Corona-Impfung für Allergiker unbedenklich?

Remagen - 07.01.2021, 12:15 Uhr

Das PEI gibt Empfehlungen zum Umgang mit Allergikern, die BNT162b (Comirnaty) erhalten sollen. (Foto: sharryfoto / stock.adobe.com)

Das PEI gibt Empfehlungen zum Umgang mit Allergikern, die BNT162b (Comirnaty) erhalten sollen. (Foto: sharryfoto / stock.adobe.com)


Kein generell erhöhtes Risiko

Basierend auf den bis zum 23. Dezember 2020 vorliegenden Daten ist aus Sicht des Paul-Ehrlich-Instituts für Personen mit bekannten Erkrankungen aus dem atopisch-allergischen Formenkreis bei Impfung mit BNT162b2 kein generell erhöhtes Risiko für schwerwiegende unerwünschte Wirkungen abzuleiten. Die Experten, die an der Zulassungsempfehlung für Comirnaty® in der EU beteiligt waren, teilen offensichtlich diese Auffassung. Hiernach gibt es im Gegensatz zu der temporären Genehmigung in Großbritannien keine Kontraindikation für Allergiker:innen beziehungsweise Menschen mit Anaphylaxien in der Vorgeschichte. Eine vorbekannte Allergie auf darin enthaltene Inhaltsstoffe (z. B. PEG) ist jedoch eine Gegenanzeige für die Impfung mit Comirnaty®. Auch Personen, die auf die erste Dosis mit einer Überempfindlichkeit reagiert haben, sollen die zweite Dosis nicht bekommen. Gemäß der für die EU zugelassenen Produktinformation sollen alle geimpften Personen mindestens 15-Minuten lang nachbeobachtet werden. Außerdem sollen die Impfzentren die personelle, räumliche und technische Ausstattung zur Notfall-Behandlung vorhalten.

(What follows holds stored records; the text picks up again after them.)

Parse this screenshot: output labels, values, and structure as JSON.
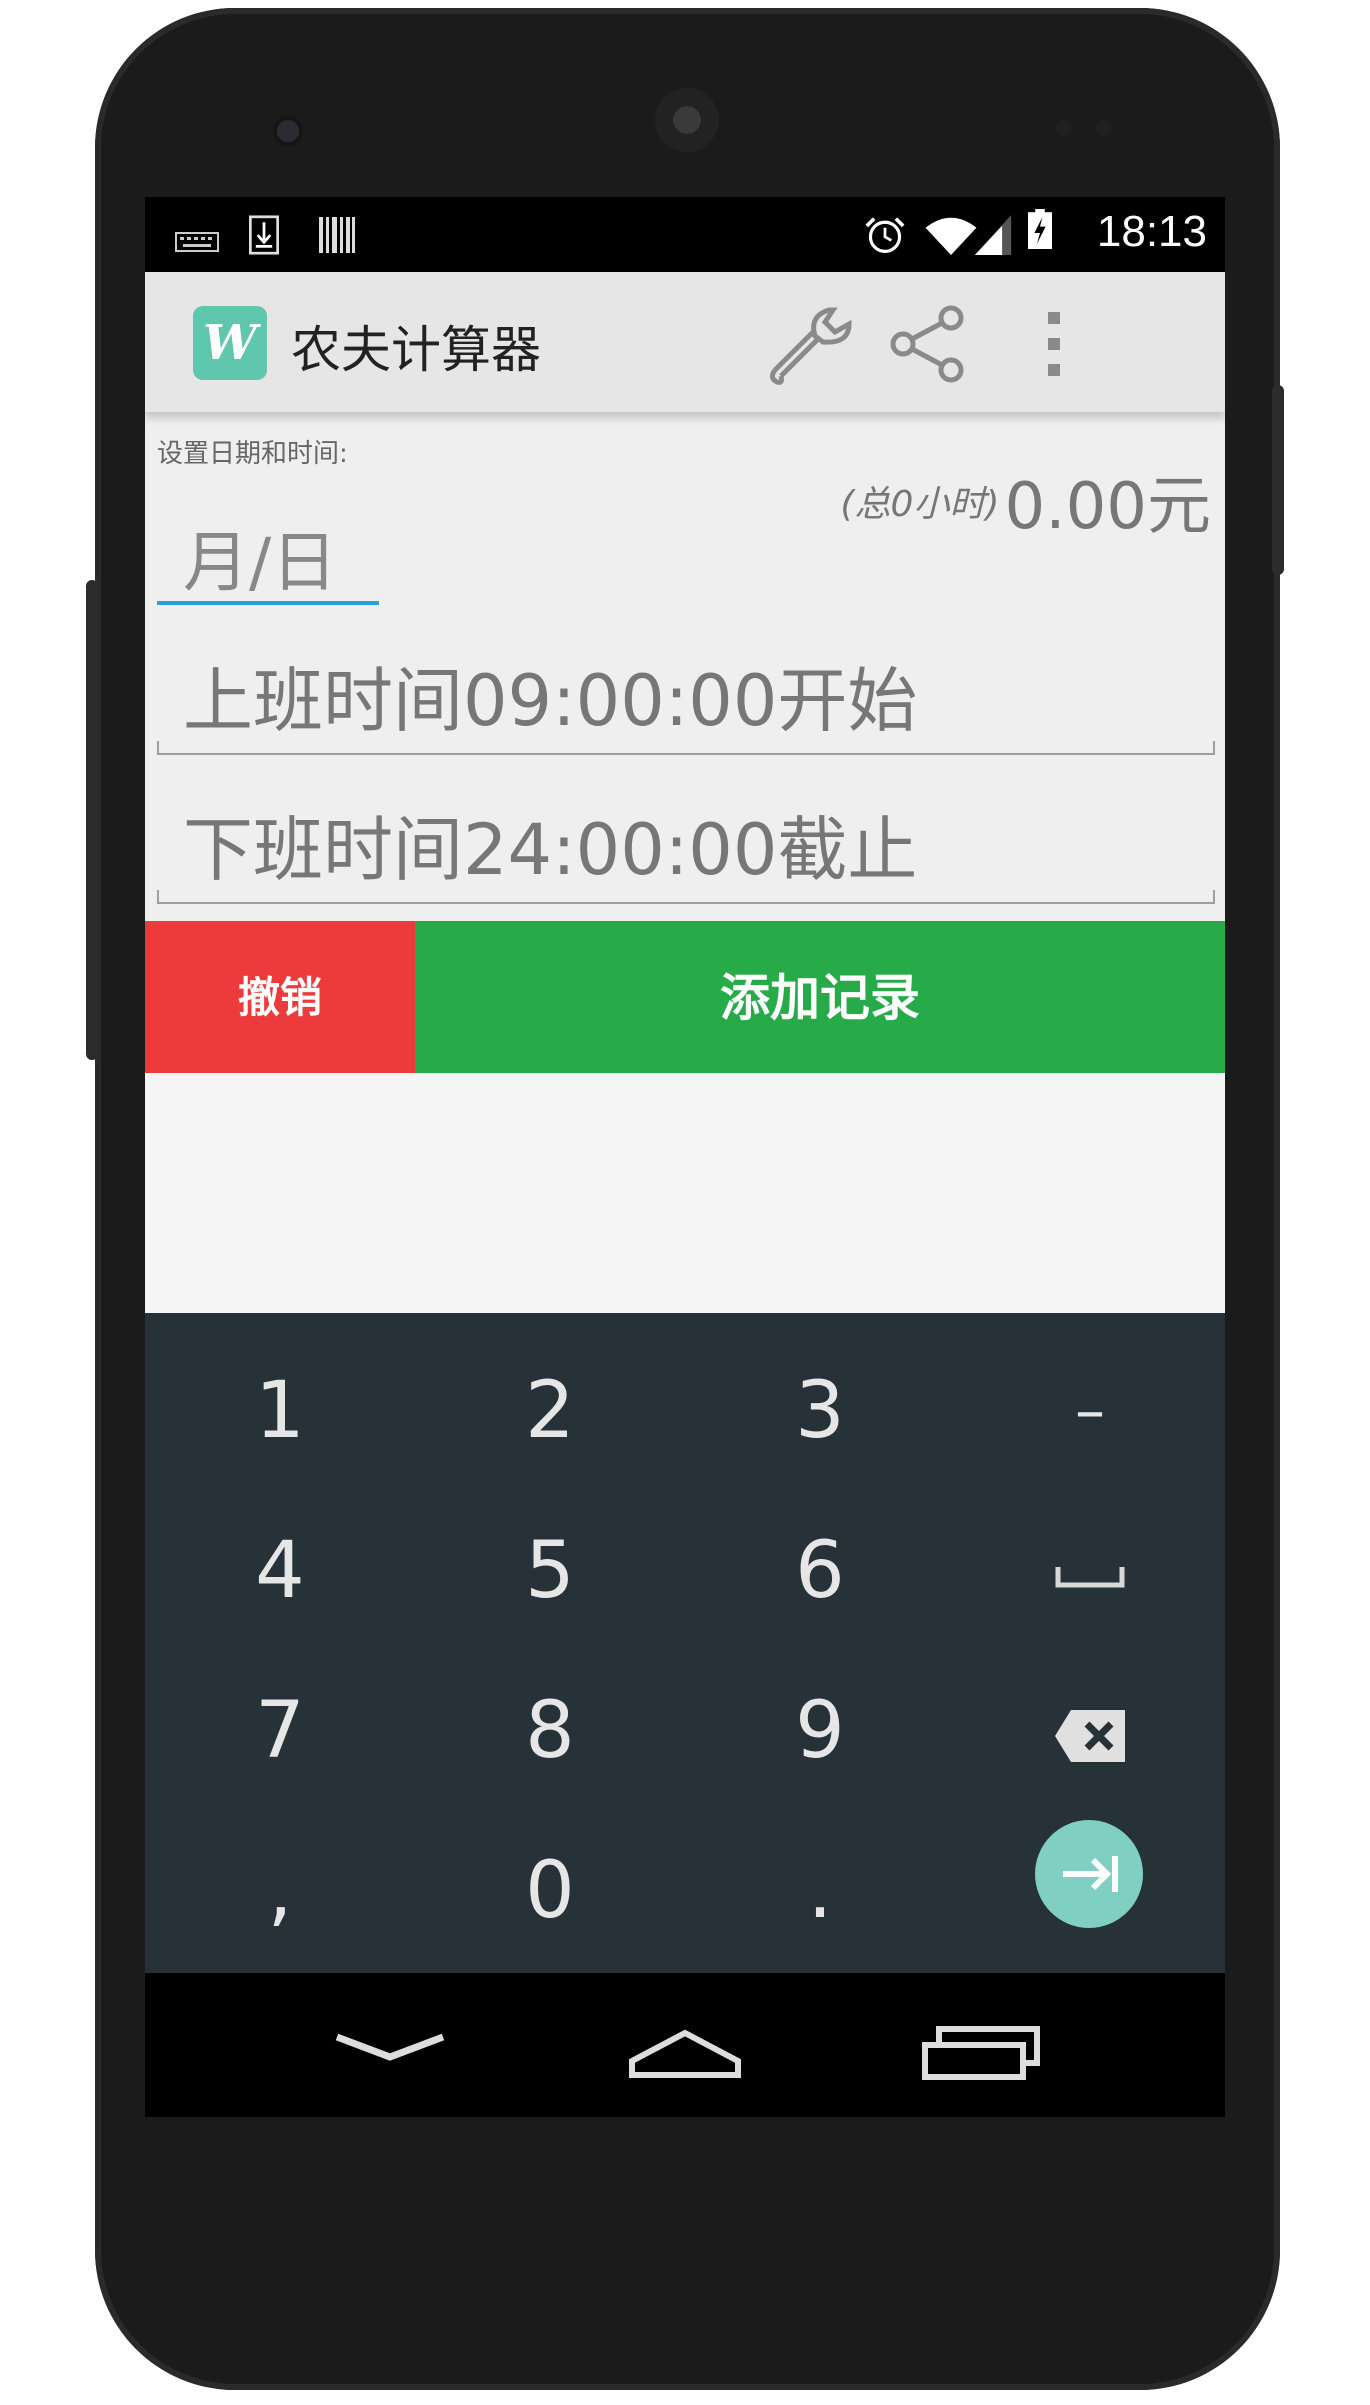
{
  "status_bar": {
    "time": "18:13",
    "left_icons": [
      "keyboard-icon",
      "download-icon",
      "barcode-icon"
    ],
    "right_icons": [
      "alarm-icon",
      "wifi-icon",
      "signal-icon",
      "battery-charging-icon"
    ]
  },
  "action_bar": {
    "app_icon_letter": "W",
    "title": "农夫计算器",
    "actions": [
      "wrench-icon",
      "share-icon",
      "overflow-menu-icon"
    ]
  },
  "form": {
    "date_label": "设置日期和时间:",
    "total_hours": "(总0小时)",
    "total_money": "0.00元",
    "date_placeholder": "月/日",
    "start_placeholder": "上班时间09:00:00开始",
    "end_placeholder": "下班时间24:00:00截止"
  },
  "buttons": {
    "undo": "撤销",
    "add_record": "添加记录"
  },
  "keyboard": {
    "rows": [
      [
        "1",
        "2",
        "3",
        "–"
      ],
      [
        "4",
        "5",
        "6",
        "space-icon"
      ],
      [
        "7",
        "8",
        "9",
        "backspace-icon"
      ],
      [
        ",",
        "0",
        ".",
        "next-icon"
      ]
    ],
    "accent_color": "#7fcfc3"
  },
  "nav_bar": {
    "buttons": [
      "back-icon",
      "home-icon",
      "recents-icon"
    ]
  },
  "colors": {
    "undo_button": "#ed3b3d",
    "add_button": "#26ab48",
    "focus_underline": "#29a1d8",
    "app_icon": "#5fc7ad",
    "keyboard_bg": "#263238"
  }
}
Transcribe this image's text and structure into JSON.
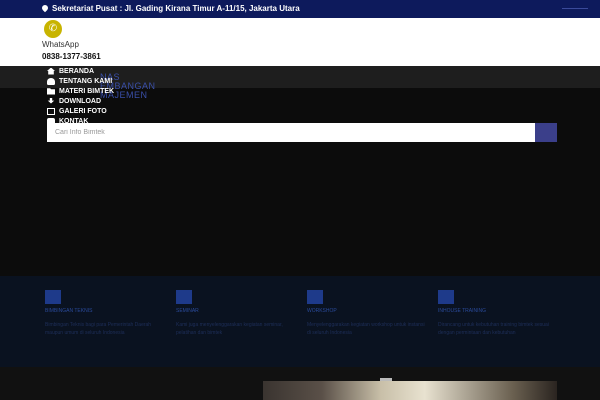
{
  "topbar": {
    "address": "Sekretariat Pusat : Jl. Gading Kirana Timur A-11/15, Jakarta Utara"
  },
  "header": {
    "whatsapp_label": "WhatsApp",
    "whatsapp_phone": "0838-1377-3861"
  },
  "logo": {
    "line1": "NAS",
    "line2": "EMBANGAN",
    "line3": "MAJEMEN"
  },
  "menu": {
    "items": [
      {
        "label": "BERANDA",
        "icon": "home-icon"
      },
      {
        "label": "TENTANG KAMI",
        "icon": "user-icon"
      },
      {
        "label": "MATERI BIMTEK",
        "icon": "folder-icon"
      },
      {
        "label": "DOWNLOAD",
        "icon": "download-icon"
      },
      {
        "label": "GALERI FOTO",
        "icon": "image-icon"
      },
      {
        "label": "KONTAK",
        "icon": "phone-icon"
      }
    ]
  },
  "search": {
    "placeholder": "Cari Info Bimtek"
  },
  "features": [
    {
      "title": "Bimbingan Teknis",
      "desc": "Bimbingan Teknis bagi para Pemerintah Daerah maupun umum di seluruh Indonesia"
    },
    {
      "title": "Seminar",
      "desc": "Kami juga menyelenggarakan kegiatan seminar, pelatihan dan bimtek"
    },
    {
      "title": "Workshop",
      "desc": "Menyelenggarakan kegiatan workshop untuk instansi di seluruh Indonesia"
    },
    {
      "title": "Inhouse Training",
      "desc": "Dirancang untuk kebutuhan training bimtek sesuai dengan permintaan dan kebutuhan"
    }
  ],
  "colors": {
    "topbar": "#0d1a5c",
    "accent": "#3b3f8a"
  }
}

Anaphylaxie unter besonderer Überwachung

Nach dem Bewertungsbericht zu Comirnaty®, den die Europäische Arzneimittelagentur anlässlich der Zulassung in der EU am 21. Dezember veröffentlicht hat, bleibt die Anaphylaxie als „important Safety Concern“ im Rahmen der zusätzlichen Maßnahmen zur Risikominimierung verstärkt unter dem Überwachungs-Radar. Auch in den diversen Studien, deren Ergebnisse aber nicht vor Mitte oder Ende 2023 erwartet werden, soll ein besonderes Augenmerk darauf gerichtet werden. 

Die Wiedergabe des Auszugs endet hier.